Every now and then a chick hatches without eyes, an infection that caused blindness in the embryo, or poor development of eyes or eyelids due to nutrition. Some breeds or hybrids are more susceptible than others. In some cases improvement happens, or eyelids can be assisted in being opened.
In a recent run of 50 pullets, our friends ended up with a blind Buff Orpington chick. We saved her from the gallows, and named her Helen. I know, not very politically correct, but people are way too sensitive and I could honestly not care any less.
Anyway, Helen stayed in our brooder box with food in one corner, water in another, and lamp over the middle. She became accustomed to the location of her food and water, and would excitedly announce every time she found them. However, at two and a half weeks Helen started to chirped loudly and incessantly. All her needs were met, and it became apparent that she was calling for other chicks. Given the opportunity to socialize, our hens weren’t sure what to think of Helen.
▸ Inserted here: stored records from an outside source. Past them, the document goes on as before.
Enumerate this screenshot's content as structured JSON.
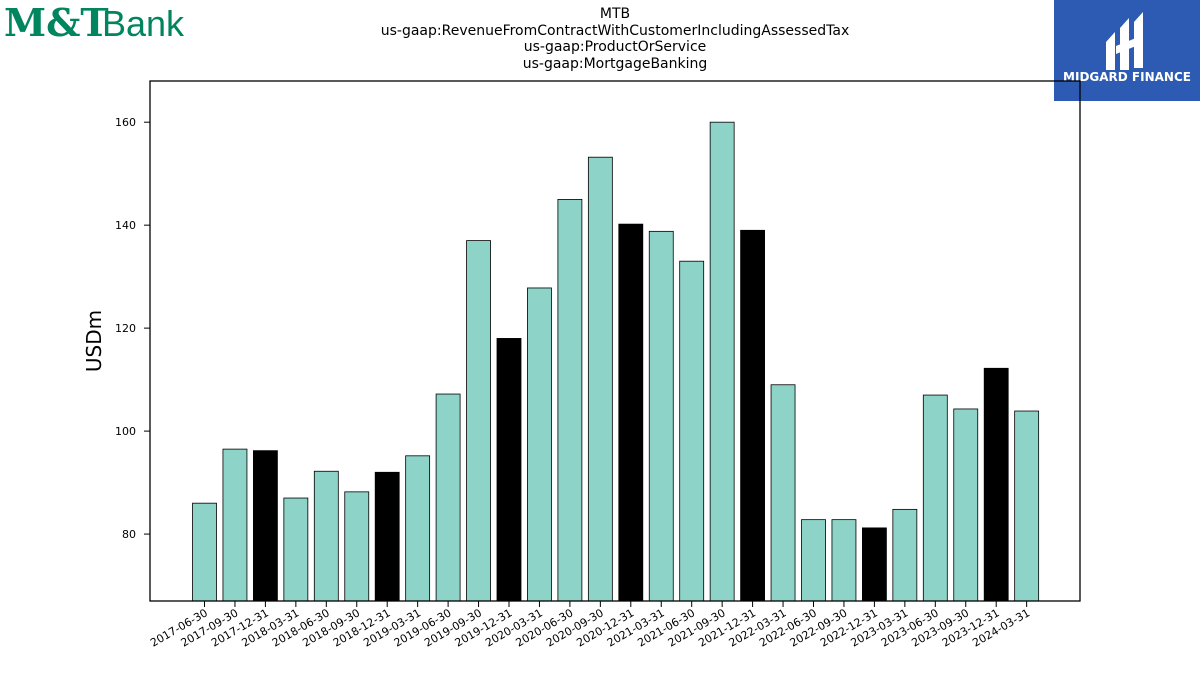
{
  "logos": {
    "left": {
      "brand": "M&T",
      "word": "Bank",
      "color": "#00855f"
    },
    "right": {
      "text": "MIDGARD FINANCE",
      "bg_color": "#2d5bb3"
    }
  },
  "titles": [
    "MTB",
    "us-gaap:RevenueFromContractWithCustomerIncludingAssessedTax",
    "us-gaap:ProductOrService",
    "us-gaap:MortgageBanking"
  ],
  "chart_data": {
    "type": "bar",
    "categories": [
      "2017-06-30",
      "2017-09-30",
      "2017-12-31",
      "2018-03-31",
      "2018-06-30",
      "2018-09-30",
      "2018-12-31",
      "2019-03-31",
      "2019-06-30",
      "2019-09-30",
      "2019-12-31",
      "2020-03-31",
      "2020-06-30",
      "2020-09-30",
      "2020-12-31",
      "2021-03-31",
      "2021-06-30",
      "2021-09-30",
      "2021-12-31",
      "2022-03-31",
      "2022-06-30",
      "2022-09-30",
      "2022-12-31",
      "2023-03-31",
      "2023-06-30",
      "2023-09-30",
      "2023-12-31",
      "2024-03-31"
    ],
    "values": [
      86,
      96.5,
      96.2,
      87,
      92.2,
      88.2,
      92,
      95.2,
      107.2,
      137,
      118,
      127.8,
      145,
      153.2,
      140.2,
      138.8,
      133,
      160,
      139,
      109,
      82.8,
      82.8,
      81.2,
      84.8,
      107,
      104.3,
      112.2,
      103.9
    ],
    "highlight": [
      false,
      false,
      true,
      false,
      false,
      false,
      true,
      false,
      false,
      false,
      true,
      false,
      false,
      false,
      true,
      false,
      false,
      false,
      true,
      false,
      false,
      false,
      true,
      false,
      false,
      false,
      true,
      false
    ],
    "colors": {
      "normal": "#8dd3c7",
      "highlight": "#000000"
    },
    "ylabel": "USDm",
    "yticks": [
      80,
      100,
      120,
      140,
      160
    ],
    "ylim": [
      67,
      168
    ],
    "grid": false
  }
}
They were too old to adopt her into the flock, and already had a close bound and pecking order.
Helen would calm down, if held and handled. But this was not a long term solution. Helen needed buddies.
Randomly, during a business banking meeting to sign some documents, I discussed Helen with my banker. She said she had experience with blind chicks, raises 150 chickens year to year, is used to getting blind chickens paired with ‘seeing eye buddies’ and would be happy to adopt her. Helen was adopted, and was introduced to two chicks her own age. Helen will not be the loneliest chicken ever, and from the sound of it, will live a full chicken lifetime as an egg layer.